L’auteur s’adresse au président de
l’Association des pompiers de Montréal, Ronald Martin, qui a incité ses membres
à partir immédiatement à la retraite afin de minimiser leur contribution à la résorption
du déficit de leur régime de retraite.
Vous
m’inspirez, M. Martin. Vous avez placé l’intérêt de vos membres les plus
anciens avant ceux des pompiers les plus jeunes et ceux de la collectivité. Vous
avez prévenu vos contemporains du péril qui les attendait; ils ont fui juste à
temps. Quand le navire s’apprête à couler, il faut bien le quitter avant qu’il ne
sombre, n’est-ce pas?
Faisons une
expérience en pensée; supposons que je vous imite. Je préviendrais alors mes
concitoyens, ceux des générations X et Y en particulier, du péril qui les
attend. Je leur dirais que le navire de l’État québécois s’apprête à couler
sous le poids des dettes publiques que les deux générations précédentes leur
ont léguées. S’ils restent au Québec, ils deviendront les serfs des retraités, tout
justes bons à servir les dettes publiques. Des dettes qui résultent des
promesses que deux générations, la vôtre et la précédente, formés
majoritairement de cigales, se sont faites à elles-mêmes ‑ à la charge de leurs
enfants.
Si je vous
imitais, je les « informerais » qu’ils ont eux-aussi une sortie de
secours. Vos membres peuvent partir précipitamment à la retraite avant que le
gouvernement ne les cotise pour assurer leur rente. Les X et Y pourraient
eux-aussi partir vivre ailleurs avant que le gouvernement ou la ville ne les
siphonne à l’excès pour assurer…vos rentes.
Mais
n’avons-nous pas tous une responsabilité de secours mutuel les uns envers les
autres, en cas de malheur ou de sinistre ? À mes concitoyens X et Y qui éprouveraient
du remords à l’idée de vous laisser vous débrouiller sans leurs taxes, je
dirais de prendre exemple sur vos membres seniors. Par leur départ groupé et
précipité, les pompiers démissionnaires ont obligé la fermeture temporaire de
deux casernes. Des Montréalais se sont retrouvés avec une protection incendie
dégradée pendant quelques heures. Une chance qu’un sinistre majeur ne s’est pas
déclaré au mauvais moment. Par la somme de leurs gestes individuels, les
démissionnaires ont ainsi signifié que les Montréalais ne méritaient pas qu’ils
sacrifient une part de leur confort matériel pour assurer leur protection
incendie. À l’inverse, les générations cigales méritent-elles que les
contribuables X et Y sacrifient une part croissante du leur confort pour protéger
celui de leurs aînés ?
Vous
invoquez la promesse qui vous a été faite par votre employeur dans le passé et
qui sera prochainement rognée. Une promesse c’est une promesse; la rogner
serait du vol, n’est-ce pas? Aux X et aux Y, les cigales ont promis un avenir
meilleur à l’aide d’un endettement collectif. Sauf que cette dette a surtout servi
à financer, non pas des infrastructures durables, mais leurs jobs biens
rémunérés. Aujourd’hui, le Québec se retrouve parmi les états les plus
endettés, mais pas parmi les plus prospères.

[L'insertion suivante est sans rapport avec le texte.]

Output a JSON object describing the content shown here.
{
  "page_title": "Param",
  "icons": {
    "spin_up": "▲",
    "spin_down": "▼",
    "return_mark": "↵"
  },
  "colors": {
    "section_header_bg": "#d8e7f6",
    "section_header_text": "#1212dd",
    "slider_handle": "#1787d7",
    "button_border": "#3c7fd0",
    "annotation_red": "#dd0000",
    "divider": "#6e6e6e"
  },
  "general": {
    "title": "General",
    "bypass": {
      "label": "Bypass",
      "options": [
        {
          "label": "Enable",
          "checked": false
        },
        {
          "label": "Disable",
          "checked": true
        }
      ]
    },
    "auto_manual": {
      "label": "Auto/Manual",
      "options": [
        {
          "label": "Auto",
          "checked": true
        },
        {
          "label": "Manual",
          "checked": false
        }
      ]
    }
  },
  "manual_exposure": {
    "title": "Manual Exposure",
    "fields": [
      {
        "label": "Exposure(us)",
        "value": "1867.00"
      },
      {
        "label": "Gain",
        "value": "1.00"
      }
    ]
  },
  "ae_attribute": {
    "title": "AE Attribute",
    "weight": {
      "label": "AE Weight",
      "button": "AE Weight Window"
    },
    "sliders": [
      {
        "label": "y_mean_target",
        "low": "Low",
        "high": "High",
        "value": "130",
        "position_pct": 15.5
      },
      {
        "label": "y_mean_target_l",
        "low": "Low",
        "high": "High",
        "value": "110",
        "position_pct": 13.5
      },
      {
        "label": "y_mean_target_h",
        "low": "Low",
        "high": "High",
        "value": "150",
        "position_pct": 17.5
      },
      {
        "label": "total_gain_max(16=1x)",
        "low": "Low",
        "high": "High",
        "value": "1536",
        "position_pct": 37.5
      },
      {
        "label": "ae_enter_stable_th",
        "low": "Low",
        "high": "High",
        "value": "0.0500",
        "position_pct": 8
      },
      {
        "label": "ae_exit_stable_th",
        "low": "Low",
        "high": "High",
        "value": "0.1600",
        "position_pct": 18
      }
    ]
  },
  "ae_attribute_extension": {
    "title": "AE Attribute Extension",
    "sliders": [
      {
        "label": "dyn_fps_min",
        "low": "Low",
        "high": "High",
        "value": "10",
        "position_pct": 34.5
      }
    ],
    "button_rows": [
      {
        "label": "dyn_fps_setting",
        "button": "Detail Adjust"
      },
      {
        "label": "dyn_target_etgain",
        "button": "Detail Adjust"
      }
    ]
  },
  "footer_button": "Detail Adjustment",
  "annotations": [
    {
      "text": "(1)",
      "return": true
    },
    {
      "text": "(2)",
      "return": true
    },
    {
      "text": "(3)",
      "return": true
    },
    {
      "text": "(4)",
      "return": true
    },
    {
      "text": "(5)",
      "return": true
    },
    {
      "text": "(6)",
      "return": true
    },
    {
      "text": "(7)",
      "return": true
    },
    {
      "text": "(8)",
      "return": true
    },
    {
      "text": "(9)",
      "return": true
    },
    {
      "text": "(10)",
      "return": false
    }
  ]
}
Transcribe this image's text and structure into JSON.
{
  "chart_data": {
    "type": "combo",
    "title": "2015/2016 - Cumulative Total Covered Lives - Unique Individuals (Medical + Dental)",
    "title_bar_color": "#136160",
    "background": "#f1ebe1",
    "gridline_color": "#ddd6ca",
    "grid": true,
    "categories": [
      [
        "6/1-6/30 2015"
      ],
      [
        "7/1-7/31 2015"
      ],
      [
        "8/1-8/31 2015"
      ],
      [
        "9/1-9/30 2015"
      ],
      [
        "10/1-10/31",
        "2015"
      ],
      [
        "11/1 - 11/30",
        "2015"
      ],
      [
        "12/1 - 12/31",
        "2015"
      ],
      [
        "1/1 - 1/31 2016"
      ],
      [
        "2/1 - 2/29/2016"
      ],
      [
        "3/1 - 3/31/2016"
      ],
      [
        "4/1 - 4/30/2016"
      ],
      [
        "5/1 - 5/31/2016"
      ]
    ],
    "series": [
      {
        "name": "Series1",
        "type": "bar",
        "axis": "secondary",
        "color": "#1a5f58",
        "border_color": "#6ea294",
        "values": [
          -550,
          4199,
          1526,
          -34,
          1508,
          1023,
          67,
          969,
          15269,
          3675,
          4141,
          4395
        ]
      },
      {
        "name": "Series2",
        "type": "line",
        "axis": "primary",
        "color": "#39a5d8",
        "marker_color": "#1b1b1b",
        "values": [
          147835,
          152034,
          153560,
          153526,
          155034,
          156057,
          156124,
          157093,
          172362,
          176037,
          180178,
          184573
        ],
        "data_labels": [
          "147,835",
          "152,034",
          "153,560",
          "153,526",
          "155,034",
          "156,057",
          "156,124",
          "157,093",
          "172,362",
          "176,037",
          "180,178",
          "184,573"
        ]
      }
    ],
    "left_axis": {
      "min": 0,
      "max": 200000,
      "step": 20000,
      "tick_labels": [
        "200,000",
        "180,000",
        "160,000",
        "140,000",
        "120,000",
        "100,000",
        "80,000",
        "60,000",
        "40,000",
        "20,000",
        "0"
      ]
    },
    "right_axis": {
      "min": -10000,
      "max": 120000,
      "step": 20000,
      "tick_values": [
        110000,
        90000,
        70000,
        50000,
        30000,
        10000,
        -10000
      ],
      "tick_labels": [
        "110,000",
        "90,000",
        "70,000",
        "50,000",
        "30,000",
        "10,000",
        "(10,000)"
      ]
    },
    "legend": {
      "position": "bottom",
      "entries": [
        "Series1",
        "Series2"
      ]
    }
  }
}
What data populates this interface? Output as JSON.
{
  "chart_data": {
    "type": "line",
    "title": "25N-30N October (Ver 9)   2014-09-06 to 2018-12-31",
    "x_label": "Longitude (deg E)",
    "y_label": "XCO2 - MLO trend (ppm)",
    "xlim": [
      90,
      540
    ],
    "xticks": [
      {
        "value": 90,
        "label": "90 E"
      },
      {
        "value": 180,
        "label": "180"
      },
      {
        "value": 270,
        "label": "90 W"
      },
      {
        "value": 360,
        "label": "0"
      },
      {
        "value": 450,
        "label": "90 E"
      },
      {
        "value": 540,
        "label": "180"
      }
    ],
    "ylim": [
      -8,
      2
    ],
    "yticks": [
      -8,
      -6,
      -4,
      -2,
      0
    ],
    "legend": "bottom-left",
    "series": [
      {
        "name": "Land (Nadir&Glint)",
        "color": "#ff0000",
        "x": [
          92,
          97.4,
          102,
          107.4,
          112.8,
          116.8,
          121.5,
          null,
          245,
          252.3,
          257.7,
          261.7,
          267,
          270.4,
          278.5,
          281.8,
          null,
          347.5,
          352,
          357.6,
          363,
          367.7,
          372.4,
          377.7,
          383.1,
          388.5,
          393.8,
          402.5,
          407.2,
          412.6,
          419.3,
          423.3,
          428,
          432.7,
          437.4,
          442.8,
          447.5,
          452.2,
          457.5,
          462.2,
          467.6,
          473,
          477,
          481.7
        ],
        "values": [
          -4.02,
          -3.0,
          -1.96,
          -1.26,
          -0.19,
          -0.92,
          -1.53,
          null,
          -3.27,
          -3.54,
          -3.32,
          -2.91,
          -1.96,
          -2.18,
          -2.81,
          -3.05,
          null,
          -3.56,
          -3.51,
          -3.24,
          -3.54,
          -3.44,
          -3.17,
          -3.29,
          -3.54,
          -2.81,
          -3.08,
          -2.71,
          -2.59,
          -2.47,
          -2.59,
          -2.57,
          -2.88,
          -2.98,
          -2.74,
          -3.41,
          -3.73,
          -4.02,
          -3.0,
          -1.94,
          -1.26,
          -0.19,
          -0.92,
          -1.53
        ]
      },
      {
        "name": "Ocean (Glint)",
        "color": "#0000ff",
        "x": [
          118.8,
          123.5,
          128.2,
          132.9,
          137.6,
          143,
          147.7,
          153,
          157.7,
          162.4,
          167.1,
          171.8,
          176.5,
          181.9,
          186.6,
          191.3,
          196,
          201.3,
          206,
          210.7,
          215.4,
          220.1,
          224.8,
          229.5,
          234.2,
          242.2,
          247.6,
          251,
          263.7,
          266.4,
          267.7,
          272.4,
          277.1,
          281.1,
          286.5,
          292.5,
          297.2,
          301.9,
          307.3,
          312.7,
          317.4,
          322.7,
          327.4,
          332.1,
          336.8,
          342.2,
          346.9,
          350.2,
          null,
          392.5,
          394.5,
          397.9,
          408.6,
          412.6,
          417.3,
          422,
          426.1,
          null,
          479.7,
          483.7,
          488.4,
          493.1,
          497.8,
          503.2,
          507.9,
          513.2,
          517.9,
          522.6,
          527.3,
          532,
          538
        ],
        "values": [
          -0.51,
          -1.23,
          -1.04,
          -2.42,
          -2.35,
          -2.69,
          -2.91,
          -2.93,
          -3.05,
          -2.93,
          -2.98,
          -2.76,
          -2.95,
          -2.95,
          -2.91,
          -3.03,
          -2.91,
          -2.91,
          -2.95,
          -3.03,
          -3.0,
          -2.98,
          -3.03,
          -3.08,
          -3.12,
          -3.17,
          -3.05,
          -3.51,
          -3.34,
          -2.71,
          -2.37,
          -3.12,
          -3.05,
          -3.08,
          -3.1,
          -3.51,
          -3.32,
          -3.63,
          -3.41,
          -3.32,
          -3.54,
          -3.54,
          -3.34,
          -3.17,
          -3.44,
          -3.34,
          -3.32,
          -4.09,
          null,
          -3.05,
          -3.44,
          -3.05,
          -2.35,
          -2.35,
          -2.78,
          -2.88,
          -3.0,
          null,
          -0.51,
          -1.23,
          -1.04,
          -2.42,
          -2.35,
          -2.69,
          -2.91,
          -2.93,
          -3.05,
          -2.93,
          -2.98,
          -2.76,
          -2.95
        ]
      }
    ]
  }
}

Là aussi il y a une promesse brisée. Pas un contrat de travail comme le vôtre,
mais plutôt un contrat social. Cela vous autorise-t-il à fuir à la retraite
pour minimiser votre contribution à la résorption du problème ?
Vous aurez
compris, M. Martin, que je ne m’adresse pas seulement à vous, mais bien à tous
ceux parmi vos contemporains qui pensent comme vous. Cela fait trente ans que
nous pelletons par en avant le problème des dettes publiques, en espérant qu’il
s’atténue de lui-même sans trop de heurts. Il ne faut plus laisser les cigales
se dérober à l’effort collectif pour le résorber.